In sostanza, questa seconda stagione riesce a mantenere intatta l'essenza di American Vandal, risfoderando tutti i punti di forza del suo splendido esordio: il perfetto amalgama fra ironia e dramma, il ritmo spedito e coinvolgente dei suoi otto episodi e la capacità di ritrarre una galleria di personaggi assolutamente concreti e credibili, senza adagiarsi sugli stereotipi dei teen drama. Ad emergere su tutti, oltre a Kevin, c'è anche l'idolo della scuola, DeMarcus Tillman (Melvin Gregg), promettente talento del basket dotato di un carisma naturale e di una strabordante esuberanza, dietro i quali si celano però insospettabili fragilità e lati oscuri. E sono proprio tali lati oscuri a contraddistinguere il principale territorio di ricerca e di analisi di American Vandal, che adopera il veicolo dell'umorismo e di un'apparente leggerezza per raccontare una generazione costretta a far fronte a sfide inedite.
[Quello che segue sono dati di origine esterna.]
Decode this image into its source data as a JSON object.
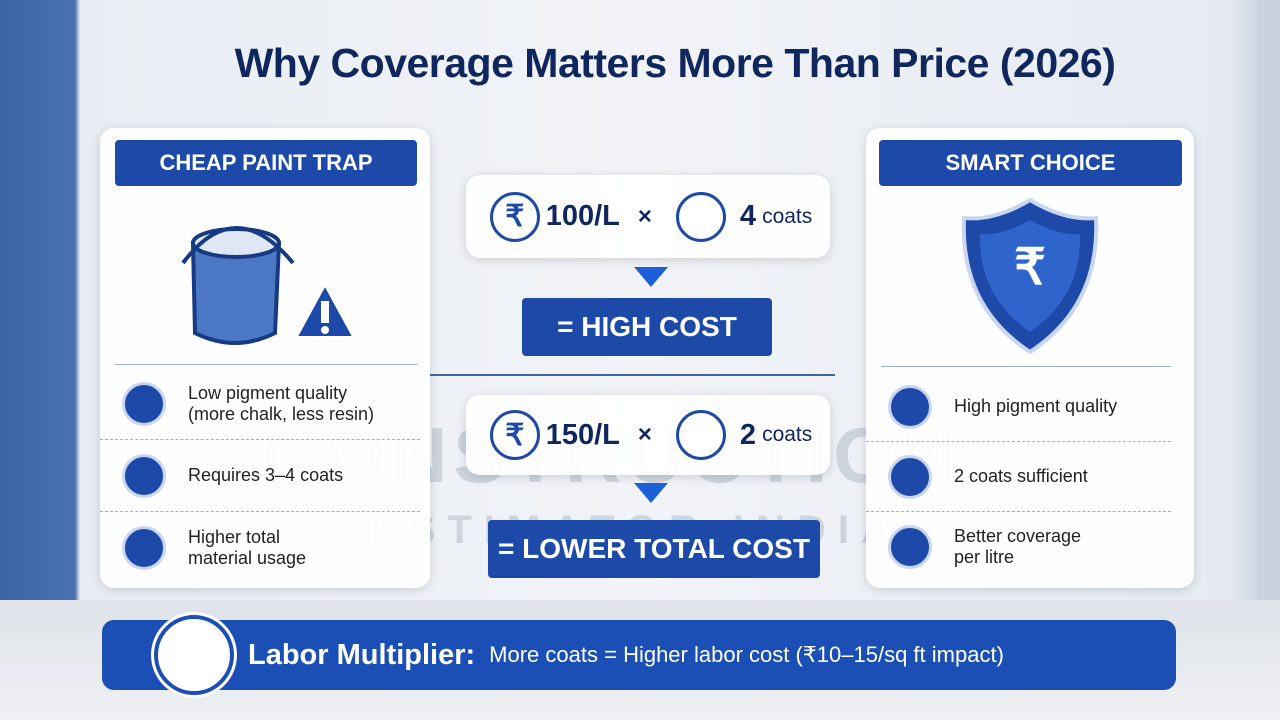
{
  "header": {
    "title": "Why Coverage Matters More Than Price (2026)"
  },
  "watermark": {
    "line1": "CONSTRUCTION",
    "line2": "ESTIMATOR INDIA"
  },
  "left_card": {
    "heading": "CHEAP PAINT TRAP",
    "items": [
      "Low pigment quality (more chalk, less resin)",
      "Requires 3–4 coats",
      "Higher total material usage"
    ]
  },
  "right_card": {
    "heading": "SMART CHOICE",
    "items": [
      "High pigment quality",
      "2 coats sufficient",
      "Better coverage per litre"
    ]
  },
  "currency": "₹",
  "comparisons": [
    {
      "price": "100/L",
      "times": "×",
      "coats": "4",
      "coats_unit": "coats",
      "result": "= HIGH COST"
    },
    {
      "price": "150/L",
      "times": "×",
      "coats": "2",
      "coats_unit": "coats",
      "result": "= LOWER TOTAL COST"
    }
  ],
  "footer": {
    "label": "Labor Multiplier:",
    "text": "More coats = Higher labor cost (₹10–15/sq ft impact)"
  }
}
Leggi anche: Tredici, stagione 2: le altre versioni della storia
"...è l'immaginazione a renderci umani"
"Creiamo tutti una certa versione di noi stessi per sembrare i padroni del nostro destino; per sembrare saldi al posto di guida della nostra vita": lo scioglimento del mistero del Bandito della Cacca non risparmierà agli individui coinvolti un altro carico di frustrazione e di amarezza... quell'intimo senso di fallimento che i social media tentano di nascondere, ma che talvolta invece finiscono per amplificare. Ciò nonostante, American Vandal non si riduce affatto ad una bordata moralistica contro Facebook e simili: la riflessione elaborata dalla serie è molto più sfaccettata e complessa, e dall'esperienza dei social si allarga in generale alla natura umana, nelle sue imperfezioni e nella sua bellezza. Perché, come chiosa Peter nell'ultimo episodio, "questa finzione non fa di noi delle persone false: è l'immaginazione a renderci umani. Ci permette di capire quale versione di noi ci piace di più". E magari, se siamo fortunati, può perfino aiutarci a combattere per realizzarla.